Avant d'étudier ce véhicule plus en détail, il nous semble intéressant de vous signaler que le moteur original à soupapes latérales a été modifié sur un prototype et équipé de culbuteurs.

La guerre n'a pas permis la généralisation de ce moteur.
Le Tricar FN type 12 T3
Prototype du moteur culbuté placé sur une moto type 12aSM. Pour la circonstance, le filtre à air a été disposé à droite de la génératrice. Si la nécessité d'une armée motorisée s'imposait aux clairvoyants, les moyens pour y parvenir (et la technique de l'époque) n'étaient pas commodes. Il y avait effectivement un vide pour le transport de petites charges d'environ 6 à 700 kg. Rien n'était prévu et il fallait obligatoirement emprunter un camion, ce qui n'était ni rentable ni toujours efficace. Enfin, point important au niveau politique: le camion était repris administrativement comme "véhicule", tandis que le Tricar pouvait être assimilé à une "moto"; cette subtilité permit de nouvelles dotations et la mobilité des unités y gagna.

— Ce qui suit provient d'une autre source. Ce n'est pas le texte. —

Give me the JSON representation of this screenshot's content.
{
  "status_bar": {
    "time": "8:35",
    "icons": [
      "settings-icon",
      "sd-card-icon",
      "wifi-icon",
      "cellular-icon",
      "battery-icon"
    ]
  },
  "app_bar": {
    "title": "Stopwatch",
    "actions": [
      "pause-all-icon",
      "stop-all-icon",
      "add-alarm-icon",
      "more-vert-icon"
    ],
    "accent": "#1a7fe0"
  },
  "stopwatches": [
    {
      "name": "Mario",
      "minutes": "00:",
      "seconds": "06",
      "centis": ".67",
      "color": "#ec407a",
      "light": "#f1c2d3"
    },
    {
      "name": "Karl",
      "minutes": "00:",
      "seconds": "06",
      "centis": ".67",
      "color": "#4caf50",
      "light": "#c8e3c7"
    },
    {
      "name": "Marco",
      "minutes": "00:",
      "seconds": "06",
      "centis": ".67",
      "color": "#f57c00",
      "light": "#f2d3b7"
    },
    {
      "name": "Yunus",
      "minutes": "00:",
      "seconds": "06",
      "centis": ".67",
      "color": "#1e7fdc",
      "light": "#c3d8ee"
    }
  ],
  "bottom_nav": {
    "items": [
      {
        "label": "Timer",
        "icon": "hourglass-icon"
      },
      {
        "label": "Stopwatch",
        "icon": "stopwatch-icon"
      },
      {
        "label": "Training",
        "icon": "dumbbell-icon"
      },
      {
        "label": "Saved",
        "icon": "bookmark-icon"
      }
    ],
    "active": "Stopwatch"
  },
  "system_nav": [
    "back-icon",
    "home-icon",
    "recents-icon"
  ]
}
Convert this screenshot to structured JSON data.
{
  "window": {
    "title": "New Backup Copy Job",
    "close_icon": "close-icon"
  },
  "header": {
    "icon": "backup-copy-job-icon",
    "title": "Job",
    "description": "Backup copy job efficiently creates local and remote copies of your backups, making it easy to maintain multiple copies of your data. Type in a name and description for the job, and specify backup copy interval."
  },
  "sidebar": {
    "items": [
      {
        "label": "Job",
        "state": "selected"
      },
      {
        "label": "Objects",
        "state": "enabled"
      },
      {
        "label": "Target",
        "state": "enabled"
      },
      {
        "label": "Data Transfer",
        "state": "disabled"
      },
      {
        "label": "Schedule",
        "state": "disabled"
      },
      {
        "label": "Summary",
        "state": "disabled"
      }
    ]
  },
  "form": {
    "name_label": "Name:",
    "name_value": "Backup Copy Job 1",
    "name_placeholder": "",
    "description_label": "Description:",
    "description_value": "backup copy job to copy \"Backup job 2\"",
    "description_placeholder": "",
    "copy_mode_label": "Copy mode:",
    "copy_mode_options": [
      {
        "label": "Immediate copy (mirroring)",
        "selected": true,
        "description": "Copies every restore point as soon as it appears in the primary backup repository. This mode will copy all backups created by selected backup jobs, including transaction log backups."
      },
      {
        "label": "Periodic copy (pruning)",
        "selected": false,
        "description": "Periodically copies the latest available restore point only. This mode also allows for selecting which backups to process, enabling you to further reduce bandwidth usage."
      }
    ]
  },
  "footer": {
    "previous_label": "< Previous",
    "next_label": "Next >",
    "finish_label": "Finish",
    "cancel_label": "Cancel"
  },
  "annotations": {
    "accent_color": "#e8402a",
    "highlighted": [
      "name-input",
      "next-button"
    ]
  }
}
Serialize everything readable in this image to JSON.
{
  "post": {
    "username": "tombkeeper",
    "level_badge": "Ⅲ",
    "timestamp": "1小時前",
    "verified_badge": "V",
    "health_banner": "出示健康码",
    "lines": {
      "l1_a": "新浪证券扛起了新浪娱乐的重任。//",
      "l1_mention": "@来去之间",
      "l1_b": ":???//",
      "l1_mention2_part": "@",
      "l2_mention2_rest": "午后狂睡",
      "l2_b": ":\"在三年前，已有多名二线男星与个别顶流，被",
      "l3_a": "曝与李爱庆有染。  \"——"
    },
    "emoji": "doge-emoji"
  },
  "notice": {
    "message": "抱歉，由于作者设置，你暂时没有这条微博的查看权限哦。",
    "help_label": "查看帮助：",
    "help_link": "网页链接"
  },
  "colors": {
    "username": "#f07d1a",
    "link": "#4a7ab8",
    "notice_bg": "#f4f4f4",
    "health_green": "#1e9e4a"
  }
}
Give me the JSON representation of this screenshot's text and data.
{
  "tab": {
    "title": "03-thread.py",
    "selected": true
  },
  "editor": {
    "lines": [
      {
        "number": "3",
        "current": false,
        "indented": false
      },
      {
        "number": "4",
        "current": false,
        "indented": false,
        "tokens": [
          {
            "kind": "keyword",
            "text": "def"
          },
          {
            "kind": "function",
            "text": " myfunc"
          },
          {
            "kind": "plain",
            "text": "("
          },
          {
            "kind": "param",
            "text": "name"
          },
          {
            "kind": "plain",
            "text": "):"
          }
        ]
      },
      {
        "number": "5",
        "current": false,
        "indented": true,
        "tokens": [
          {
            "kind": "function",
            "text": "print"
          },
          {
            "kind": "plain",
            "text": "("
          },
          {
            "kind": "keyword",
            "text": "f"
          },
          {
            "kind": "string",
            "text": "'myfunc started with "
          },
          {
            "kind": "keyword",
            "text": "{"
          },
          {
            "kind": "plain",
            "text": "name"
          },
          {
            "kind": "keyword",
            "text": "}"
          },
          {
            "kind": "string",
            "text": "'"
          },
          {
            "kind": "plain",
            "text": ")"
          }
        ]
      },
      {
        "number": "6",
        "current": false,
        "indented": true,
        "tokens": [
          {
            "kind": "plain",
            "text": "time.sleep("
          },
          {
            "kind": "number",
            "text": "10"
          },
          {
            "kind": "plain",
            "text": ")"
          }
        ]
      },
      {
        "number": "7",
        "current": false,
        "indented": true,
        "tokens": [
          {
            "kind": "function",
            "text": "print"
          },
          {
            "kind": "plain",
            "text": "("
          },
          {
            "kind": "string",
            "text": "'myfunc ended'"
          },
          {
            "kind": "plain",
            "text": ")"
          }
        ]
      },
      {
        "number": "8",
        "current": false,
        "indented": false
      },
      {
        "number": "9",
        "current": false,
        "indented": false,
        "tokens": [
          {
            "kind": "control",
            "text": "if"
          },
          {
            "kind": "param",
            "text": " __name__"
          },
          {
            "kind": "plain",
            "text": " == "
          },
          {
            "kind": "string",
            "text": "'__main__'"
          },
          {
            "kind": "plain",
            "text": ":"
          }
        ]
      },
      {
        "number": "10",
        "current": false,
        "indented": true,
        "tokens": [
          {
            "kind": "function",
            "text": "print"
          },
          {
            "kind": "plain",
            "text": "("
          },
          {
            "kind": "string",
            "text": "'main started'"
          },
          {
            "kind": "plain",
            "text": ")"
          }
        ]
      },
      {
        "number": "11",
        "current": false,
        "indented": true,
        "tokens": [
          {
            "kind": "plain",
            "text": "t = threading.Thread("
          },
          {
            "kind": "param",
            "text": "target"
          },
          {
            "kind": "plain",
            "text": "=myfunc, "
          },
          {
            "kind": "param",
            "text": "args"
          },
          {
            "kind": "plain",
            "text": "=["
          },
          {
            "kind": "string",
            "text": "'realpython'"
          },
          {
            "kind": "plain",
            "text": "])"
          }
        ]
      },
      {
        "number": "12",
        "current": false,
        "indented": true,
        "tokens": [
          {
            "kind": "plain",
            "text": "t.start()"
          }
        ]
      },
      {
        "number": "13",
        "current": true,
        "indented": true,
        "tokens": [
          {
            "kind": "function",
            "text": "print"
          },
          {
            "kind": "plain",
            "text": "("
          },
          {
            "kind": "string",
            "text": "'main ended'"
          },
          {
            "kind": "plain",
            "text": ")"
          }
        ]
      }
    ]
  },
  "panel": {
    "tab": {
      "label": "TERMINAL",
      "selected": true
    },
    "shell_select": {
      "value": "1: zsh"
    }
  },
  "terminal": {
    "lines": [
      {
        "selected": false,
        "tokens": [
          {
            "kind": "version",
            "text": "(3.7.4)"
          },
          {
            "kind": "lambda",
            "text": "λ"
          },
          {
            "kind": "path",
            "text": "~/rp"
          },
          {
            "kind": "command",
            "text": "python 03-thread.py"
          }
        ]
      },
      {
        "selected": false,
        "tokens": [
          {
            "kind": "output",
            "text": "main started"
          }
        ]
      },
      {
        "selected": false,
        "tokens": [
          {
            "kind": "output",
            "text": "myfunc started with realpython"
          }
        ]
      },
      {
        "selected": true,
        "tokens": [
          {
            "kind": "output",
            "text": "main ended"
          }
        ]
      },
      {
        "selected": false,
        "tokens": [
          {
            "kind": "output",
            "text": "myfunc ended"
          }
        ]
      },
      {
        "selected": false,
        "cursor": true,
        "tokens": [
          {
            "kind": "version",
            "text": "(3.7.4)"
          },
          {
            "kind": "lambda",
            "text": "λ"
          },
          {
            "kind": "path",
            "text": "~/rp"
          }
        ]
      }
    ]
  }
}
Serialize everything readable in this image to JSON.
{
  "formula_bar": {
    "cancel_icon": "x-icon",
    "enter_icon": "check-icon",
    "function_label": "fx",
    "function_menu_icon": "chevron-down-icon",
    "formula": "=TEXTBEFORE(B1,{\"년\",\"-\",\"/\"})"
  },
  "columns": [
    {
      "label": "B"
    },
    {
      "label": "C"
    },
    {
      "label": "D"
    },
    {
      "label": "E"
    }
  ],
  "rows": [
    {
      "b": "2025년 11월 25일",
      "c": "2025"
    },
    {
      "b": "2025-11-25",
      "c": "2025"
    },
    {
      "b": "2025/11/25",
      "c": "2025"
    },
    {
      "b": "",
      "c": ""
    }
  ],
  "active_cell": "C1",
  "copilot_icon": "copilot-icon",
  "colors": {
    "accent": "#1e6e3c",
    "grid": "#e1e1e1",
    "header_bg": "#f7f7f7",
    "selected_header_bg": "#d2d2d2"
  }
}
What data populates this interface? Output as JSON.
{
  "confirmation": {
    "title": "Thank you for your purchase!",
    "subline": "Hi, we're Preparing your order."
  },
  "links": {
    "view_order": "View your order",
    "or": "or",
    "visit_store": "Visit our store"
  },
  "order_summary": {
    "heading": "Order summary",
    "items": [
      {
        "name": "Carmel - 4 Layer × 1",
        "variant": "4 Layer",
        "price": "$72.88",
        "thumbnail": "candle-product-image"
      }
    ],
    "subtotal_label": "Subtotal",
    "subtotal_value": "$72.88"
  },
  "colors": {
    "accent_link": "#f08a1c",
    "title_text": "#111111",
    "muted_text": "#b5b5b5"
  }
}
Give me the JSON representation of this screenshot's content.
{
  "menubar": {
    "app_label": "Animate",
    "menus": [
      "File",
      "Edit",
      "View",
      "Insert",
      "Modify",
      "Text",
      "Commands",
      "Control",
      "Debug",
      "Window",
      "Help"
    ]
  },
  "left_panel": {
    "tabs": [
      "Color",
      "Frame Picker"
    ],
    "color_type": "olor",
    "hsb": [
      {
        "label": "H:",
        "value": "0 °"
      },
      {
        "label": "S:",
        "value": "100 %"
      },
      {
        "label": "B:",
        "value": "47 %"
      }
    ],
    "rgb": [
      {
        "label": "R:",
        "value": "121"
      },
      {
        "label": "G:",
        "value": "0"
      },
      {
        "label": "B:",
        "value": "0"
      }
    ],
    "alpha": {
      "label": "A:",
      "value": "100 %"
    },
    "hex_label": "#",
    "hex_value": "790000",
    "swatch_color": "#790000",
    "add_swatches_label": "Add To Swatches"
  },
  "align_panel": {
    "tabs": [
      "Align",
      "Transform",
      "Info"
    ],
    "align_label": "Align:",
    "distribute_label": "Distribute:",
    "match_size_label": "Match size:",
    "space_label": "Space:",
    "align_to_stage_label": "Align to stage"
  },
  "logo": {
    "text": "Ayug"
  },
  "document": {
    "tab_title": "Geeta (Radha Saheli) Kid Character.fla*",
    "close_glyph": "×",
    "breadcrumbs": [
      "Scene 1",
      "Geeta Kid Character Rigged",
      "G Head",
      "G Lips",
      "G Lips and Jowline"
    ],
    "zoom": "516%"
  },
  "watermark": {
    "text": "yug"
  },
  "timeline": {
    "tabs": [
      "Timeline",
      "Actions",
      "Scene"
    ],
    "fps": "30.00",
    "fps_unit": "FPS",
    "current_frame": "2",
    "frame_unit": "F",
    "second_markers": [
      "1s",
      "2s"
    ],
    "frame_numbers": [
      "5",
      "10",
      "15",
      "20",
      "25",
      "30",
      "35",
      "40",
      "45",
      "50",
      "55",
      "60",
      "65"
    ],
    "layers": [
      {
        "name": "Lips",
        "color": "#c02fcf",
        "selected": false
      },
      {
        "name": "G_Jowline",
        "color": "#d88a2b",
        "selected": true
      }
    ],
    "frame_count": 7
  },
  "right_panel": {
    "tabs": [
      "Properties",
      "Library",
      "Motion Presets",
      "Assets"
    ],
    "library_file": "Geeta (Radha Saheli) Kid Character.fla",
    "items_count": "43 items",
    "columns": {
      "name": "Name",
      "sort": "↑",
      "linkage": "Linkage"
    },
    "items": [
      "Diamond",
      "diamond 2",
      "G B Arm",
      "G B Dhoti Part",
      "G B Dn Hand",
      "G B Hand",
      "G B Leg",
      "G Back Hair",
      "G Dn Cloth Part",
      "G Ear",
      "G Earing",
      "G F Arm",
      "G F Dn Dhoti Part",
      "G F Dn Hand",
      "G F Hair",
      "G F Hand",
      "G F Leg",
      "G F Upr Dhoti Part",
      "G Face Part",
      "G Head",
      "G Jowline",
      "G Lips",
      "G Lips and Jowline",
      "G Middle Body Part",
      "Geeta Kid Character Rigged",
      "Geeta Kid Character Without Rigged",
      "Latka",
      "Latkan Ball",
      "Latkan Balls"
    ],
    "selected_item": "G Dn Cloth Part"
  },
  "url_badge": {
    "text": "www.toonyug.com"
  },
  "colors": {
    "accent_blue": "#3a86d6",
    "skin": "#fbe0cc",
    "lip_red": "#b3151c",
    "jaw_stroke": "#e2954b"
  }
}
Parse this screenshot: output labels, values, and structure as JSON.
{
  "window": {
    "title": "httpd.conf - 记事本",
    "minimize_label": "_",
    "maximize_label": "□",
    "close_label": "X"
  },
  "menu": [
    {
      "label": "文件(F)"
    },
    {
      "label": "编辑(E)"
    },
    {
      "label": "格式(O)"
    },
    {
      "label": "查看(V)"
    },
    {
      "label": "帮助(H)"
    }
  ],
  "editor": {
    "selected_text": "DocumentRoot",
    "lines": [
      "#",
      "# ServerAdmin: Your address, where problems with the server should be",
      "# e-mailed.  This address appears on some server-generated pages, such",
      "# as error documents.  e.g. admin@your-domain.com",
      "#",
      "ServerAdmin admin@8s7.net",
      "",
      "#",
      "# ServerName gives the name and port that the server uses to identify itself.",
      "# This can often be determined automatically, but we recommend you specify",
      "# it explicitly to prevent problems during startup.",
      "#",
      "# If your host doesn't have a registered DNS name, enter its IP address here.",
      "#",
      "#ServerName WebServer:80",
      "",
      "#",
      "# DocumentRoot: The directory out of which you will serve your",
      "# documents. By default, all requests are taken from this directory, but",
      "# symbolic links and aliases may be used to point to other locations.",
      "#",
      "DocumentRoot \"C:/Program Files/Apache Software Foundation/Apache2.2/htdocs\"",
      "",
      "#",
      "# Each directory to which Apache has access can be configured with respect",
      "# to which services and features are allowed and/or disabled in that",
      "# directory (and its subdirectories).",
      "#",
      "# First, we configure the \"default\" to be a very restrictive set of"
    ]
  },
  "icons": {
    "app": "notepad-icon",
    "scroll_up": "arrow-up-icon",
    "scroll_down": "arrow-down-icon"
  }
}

Tout le monde était content ! Il faut reconnaître que l'idée du Tricar n'était pas due à la FN (à l'époque: Fabrique Nationale d'Armes de Guerre de Herstal), mais, à notre connaissance, sur une échelle commerciale, à la firme Moto Guzzi qui, la première en 1928, avait sorti son type 107. Au premier coup d'oeil sur cet engin, l'on remarque directement qu'il s'agit d'un véhicule "composite": l'avant, jusqu'à la selle du conducteur, est celui d'une moto, mais l'arrière est indiscutablement de conception automobile.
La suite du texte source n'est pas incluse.